The first concepts of stored-program computers were developed in the design of the ENIAC, the first general-purpose digital computer. The ENIAC was limited in performance to single tasks which led to the development of the EDVAC which would become the first computer designed to perform instructions of various types. Developing computing technologies facilitated the increase in performance of computers, and subsequently has led to a variety of configurations and architecture.

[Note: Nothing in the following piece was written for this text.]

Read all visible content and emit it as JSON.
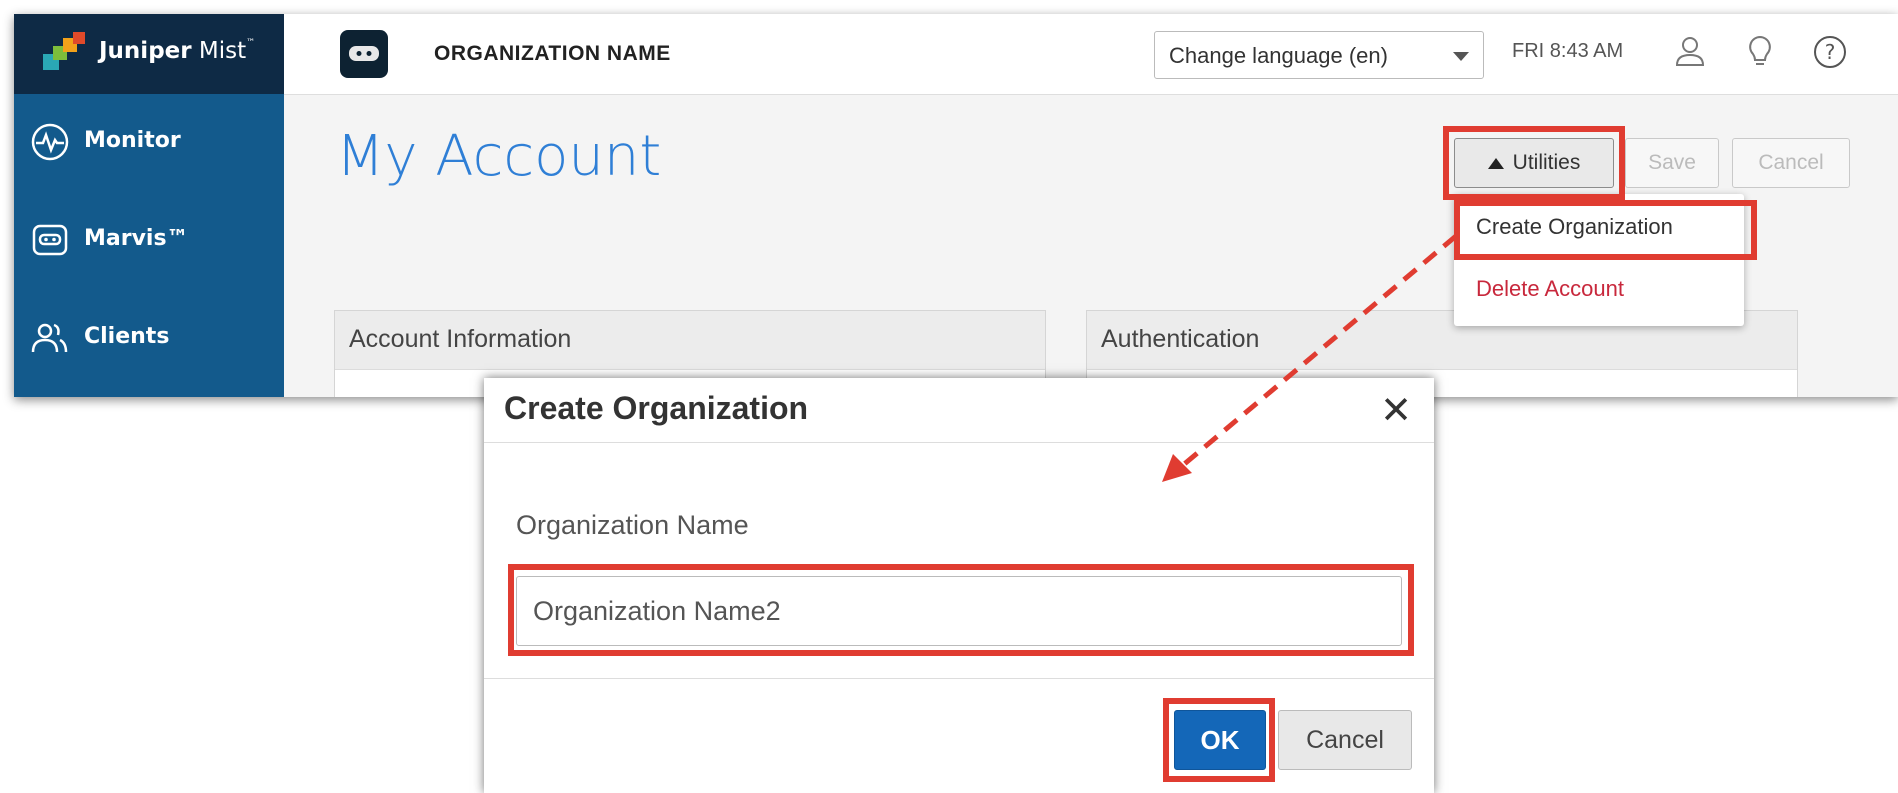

The first instances of computation offloading were the use of simple sub-processors to handle Input/output processing through a separate system called Channel I/O. This concept improved overall system performance as the mainframe only needed to set parameters for the operations while the channel processors carried out the I/O formatting and processing. During the 1970s, coprocessors began being used to accelerate floating-point arithmetic faster than earlier 8-bit and 16-bit processors which used software. As a result, math coprocessors became common for scientific and engineering calculations. Another form of coprocessor was the graphics coprocessor. As image processing became more popular, specialized graphics chips began being used to offload the creation of images from the CPU. Coprocessors were common in most computers, however, declined in usage due to the development in microprocessor technologies which integrated many coprocessor functions. Dedicated graphics processing units, however, are still widely used for their effectiveness in many tasks including; image processing, machine learning, parallel computing, computer vision, and physical simulation.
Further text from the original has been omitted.